首页手记机器阅读理解模型Stanford Attentive...

机器阅读理解模型Stanford Attentive Reader源码解析

标签：

深度学习人工智能

0 前言

Stanford Attentive Reader是斯坦福在2016年的ACL会议上的《A Thorough Examination of the CNN/Daily Mail Reading Comprehension Task》（论文地址，GitHub源码，代码要求Python 2.7，Theano >= 0.7，深度学习框架Lasagne 0.2.dev1，代码整体风格非常简洁易懂）发布的一个机器阅读理解模型。
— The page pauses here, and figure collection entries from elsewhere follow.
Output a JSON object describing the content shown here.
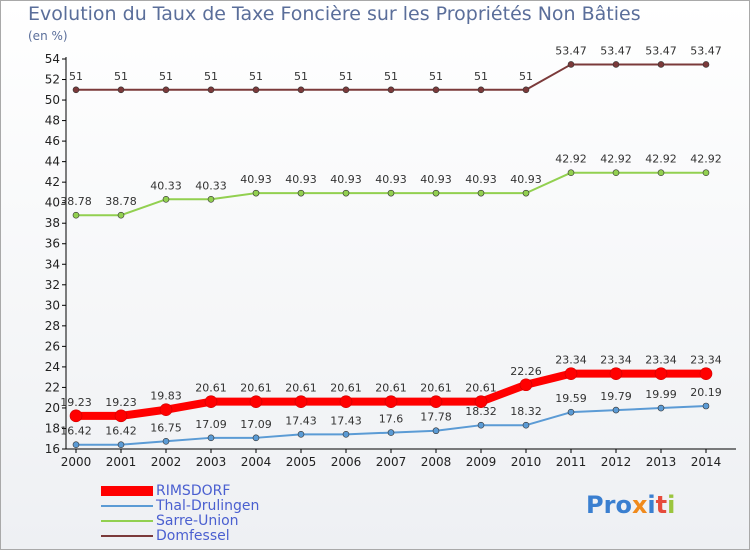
{
  "title": "Evolution du Taux de Taxe Foncière sur les Propriétés Non Bâties",
  "unit_label": "(en %)",
  "logo": {
    "text": [
      "P",
      "r",
      "o",
      "x",
      "i",
      "t",
      "i"
    ],
    "colors": [
      "#3a7fd0",
      "#3a7fd0",
      "#3a7fd0",
      "#f08a1c",
      "#3a7fd0",
      "#e64b3c",
      "#9bc53d"
    ]
  },
  "chart_data": {
    "type": "line",
    "x": [
      "2000",
      "2001",
      "2002",
      "2003",
      "2004",
      "2005",
      "2006",
      "2007",
      "2008",
      "2009",
      "2010",
      "2011",
      "2012",
      "2013",
      "2014"
    ],
    "ylim": [
      16,
      54
    ],
    "yticks": [
      16,
      18,
      20,
      22,
      24,
      26,
      28,
      30,
      32,
      34,
      36,
      38,
      40,
      42,
      44,
      46,
      48,
      50,
      52,
      54
    ],
    "grid": false,
    "legend_position": "bottom-left",
    "series": [
      {
        "name": "RIMSDORF",
        "color": "#ff0000",
        "width": 8,
        "values": [
          19.23,
          19.23,
          19.83,
          20.61,
          20.61,
          20.61,
          20.61,
          20.61,
          20.61,
          20.61,
          22.26,
          23.34,
          23.34,
          23.34,
          23.34
        ],
        "labels": [
          "19.23",
          "19.23",
          "19.83",
          "20.61",
          "20.61",
          "20.61",
          "20.61",
          "20.61",
          "20.61",
          "20.61",
          "22.26",
          "23.34",
          "23.34",
          "23.34",
          "23.34"
        ]
      },
      {
        "name": "Thal-Drulingen",
        "color": "#5b9bd5",
        "width": 2,
        "values": [
          16.42,
          16.42,
          16.75,
          17.09,
          17.09,
          17.43,
          17.43,
          17.6,
          17.78,
          18.32,
          18.32,
          19.59,
          19.79,
          19.99,
          20.19
        ],
        "labels": [
          "16.42",
          "16.42",
          "16.75",
          "17.09",
          "17.09",
          "17.43",
          "17.43",
          "17.6",
          "17.78",
          "18.32",
          "18.32",
          "19.59",
          "19.79",
          "19.99",
          "20.19"
        ]
      },
      {
        "name": "Sarre-Union",
        "color": "#92d050",
        "width": 2,
        "values": [
          38.78,
          38.78,
          40.33,
          40.33,
          40.93,
          40.93,
          40.93,
          40.93,
          40.93,
          40.93,
          40.93,
          42.92,
          42.92,
          42.92,
          42.92
        ],
        "labels": [
          "38.78",
          "38.78",
          "40.33",
          "40.33",
          "40.93",
          "40.93",
          "40.93",
          "40.93",
          "40.93",
          "40.93",
          "40.93",
          "42.92",
          "42.92",
          "42.92",
          "42.92"
        ]
      },
      {
        "name": "Domfessel",
        "color": "#7b3a3a",
        "width": 2,
        "values": [
          51,
          51,
          51,
          51,
          51,
          51,
          51,
          51,
          51,
          51,
          51,
          53.47,
          53.47,
          53.47,
          53.47
        ],
        "labels": [
          "51",
          "51",
          "51",
          "51",
          "51",
          "51",
          "51",
          "51",
          "51",
          "51",
          "51",
          "53.47",
          "53.47",
          "53.47",
          "53.47"
        ]
      }
    ]
  }
}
我们对Stanford Attentive Reader模型的源码进行了解析，力求通过分析其源码来深入研究一个机器阅读理解模型是如何工作的。

采用的数据集有两个：CNN和Daily Mail，下载地址分别为CNN (546M)和Daily Mail (1.4G)；100维glove词向量下载地址。

1 载入数据load_data

这部分主要是载入训练集、验证集以及测试集的CNN和Daily Mail数据，输入参数主要有三个：

in_file：表示数据文件地址；
max_example：如果在debug模式下，该值为100，表示只采用数据集中前100个样本，如果在非debug模式下，该值为None，表示采用数据集中全部数据；
relabeling：bool型，如果要求对数据集中实体类单词重新编号，则该值为True，若要求重新编号则按照实体类单词出现的顺序进行编号，默认为True。

输出为文档集合、问题集合和答案集合。

从load_data输入输出可看出，其功能主要是分别提取每个数据集样本中的文档、问题以及答案，并按对应顺序放到三个不同的list中，从answer = entity_dict[answer]中可以看出，答案一定是文档或问题中的某个实体类单词。

源码为：

def load_data(in_file, max_example=None, relabeling=True):
    documents = []
    questions = []
    answers = []
    num_examples = 0
    f = open(in_file, 'r')
    while True:
        line = f.readline()
        if not line:
            break
        question = line.strip().lower()
        answer = f.readline().strip()
        document = f.readline().strip().lower()

        if relabeling:
            q_words = question.split(' ')
            d_words = document.split(' ')
            assert answer in d_words

            entity_dict = {}
            entity_id = 0
            for word in d_words + q_words:
                if (word.startswith('@entity')) and (word not in entity_dict):
                    entity_dict[word] = '@entity' + str(entity_id)
                    entity_id += 1

            q_words = [entity_dict[w] if w in entity_dict else w for w in q_words]
            d_words = [entity_dict[w] if w in entity_dict else w for w in d_words]
            answer = entity_dict[answer]

            question = ' '.join(q_words)
            document = ' '.join(d_words)

        questions.append(question)
        answers.append(answer)
        documents.append(document)
        num_examples += 1

        f.readline()
        if (max_example is not None) and (num_examples >= max_example):
            break
    f.close()
    return (documents, questions, answers)

载入训练集和验证集数据后，则开始构建单词字典。

2 单词字典build_dict

输入为文档集合和问题集合sentences；最大词数max_words，默认为50000。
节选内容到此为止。